Ao lembrar de alguns amigos artistas de Salto/SP, me vêm à mente as imagens que fiz da obra “O feijão e o sonho”, de Orígenes Lessa, uma leitura “inocente”, que fiz na adolescência. É um livro fininho, acessível, que integra a coleção Vaga-Lume, da editora Ática. A história gira em torno do drama de um poeta que busca seu lugar no mundo, mas é obrigado a ganhar a vida como professor numa cidadezinha do interior paulista.

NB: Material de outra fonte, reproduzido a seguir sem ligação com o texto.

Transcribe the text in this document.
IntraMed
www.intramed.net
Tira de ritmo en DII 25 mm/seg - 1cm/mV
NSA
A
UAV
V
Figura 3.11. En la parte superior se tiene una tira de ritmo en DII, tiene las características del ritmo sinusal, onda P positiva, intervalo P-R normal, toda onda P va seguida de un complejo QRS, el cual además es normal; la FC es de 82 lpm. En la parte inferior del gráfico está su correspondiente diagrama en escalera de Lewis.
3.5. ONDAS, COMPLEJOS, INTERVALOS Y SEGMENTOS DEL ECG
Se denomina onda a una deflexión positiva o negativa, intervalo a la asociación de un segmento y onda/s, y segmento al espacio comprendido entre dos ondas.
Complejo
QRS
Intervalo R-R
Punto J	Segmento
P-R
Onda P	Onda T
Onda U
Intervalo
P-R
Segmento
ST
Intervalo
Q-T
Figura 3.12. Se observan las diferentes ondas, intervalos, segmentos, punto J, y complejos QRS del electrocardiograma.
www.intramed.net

A obra foi publicada pela primeira vez em 1938, quando o Brasil vivia sob a ditadura de Getúlio Vargas que, após debelar a Intentona Comunista, batizou seu regime totalitário com o bonito nome de Estado Novo. Eram tempos de extrema dificuldade para um poeta, já que mais da metade da população acima de 15 anos era analfabeta. Até mesmo a escola, esse lugar hoje quase sagrado (ao menos no discurso), era considerada desnecessária pelas famílias mais pobres. Bom mesmo era encontrar, desde cedo, um emprego numa fábrica e nela fazer carreira. Ter um filho com pendor a escritor, então, só poderia ser uma praga que se abateu sobre o pequeno sonhador.

O final de “O feijão e o sonho” traz justamente essa problemática: Joãozinho, o filho adolescente do poeta e professor Campos Lara, apresenta ao pai uma folha de papel com o primeiro poema que escrevera.

“E muito vermelho, trêmulo, o rapaz lhe estendeu uma folha. Era um poema. O pai sentiu uma turvação na vista, percebeu que o coração lhe batucava no peito. Correu os olhos pelo poema, versos livres, linguagem nova, imagens febris, uma revelação inquietante de poeta, voltado para os problemas que eram a angústia da sua geração.

Seu filho era poeta. Um arrepio de orgulho e de emoção percorreu-lhe a pele. Afinal de contas, tinha sido aquele o seu sonho toda vida. Um filho que o perpetuasse, que valesse por si, que lhe continuasse a obra. E teve o impulso de abraçá-lo. Sentiu que seus olhos se enublavam de lágrimas. Lembrou-se, porém, de sua vida. Dos anos de luta, de sonho, de tormento e de agonia criadora. Da vida árdua, humilde, sacrificada e dolorosa que vivera. Da existência que dera à família, dominado pelo seu devotamento exclusivo à arte. Da vida que dera ao próprio filho. Era essa, a vida que ele tinha diante de si. Que teriam os filhos de seu filho. E que seria talvez pior, porque não era somente a arte a chamá-lo. Outras insídias e outros desenganos o esperavam.

− Prestam? Continuo?

Campos Lara sorriu. E batendo um cigarro, o pensamento melancólico no vazio da vida, ficou olhando o filho, sem achar resposta.”

Oito décadas se passaram da realidade que motivou a obra de Orígenes Lessa. Muitas transformações políticas e econômicas ocorreram, mas a produção literária, assim como a produção artística em geral, segue numa posição muito desvalorizada, a tal ponto de ideólogos do atual Governo Federal considerarem muito bom e corriqueiro que um artista se ocupe de um trabalho qualquer para ganhar a vida e faça, lá, a sua artezinha nas horas vagas, em geral gratuitamente ou mediante remunerações vis.

Outros gestores públicos, já mais moderninhos e alinhados com empresas patrocinadoras, enxergaram nos escritores e artistas em geral ­– esse bando de miseráveis –, uma massa de manobra para seus objetivos ideológicos, políticos e até econômicos. No mais das vezes, com recursos públicos de aplicação direta ou por meio de concursos (os denominados editais) premiam com verbas provenientes de renúncia fiscal os mais “relevantes” e ajustados projetos, ou seja, aqueles que, COM DINHEIRO PÚBLICO, levam mais longe e para o maior número de pessoas seus nomes, suas marcas e suas ideias.

A arte e a cultura genuínas são uma utopia no Brasil. Até prova em contrário, somos os novos bobos da corte.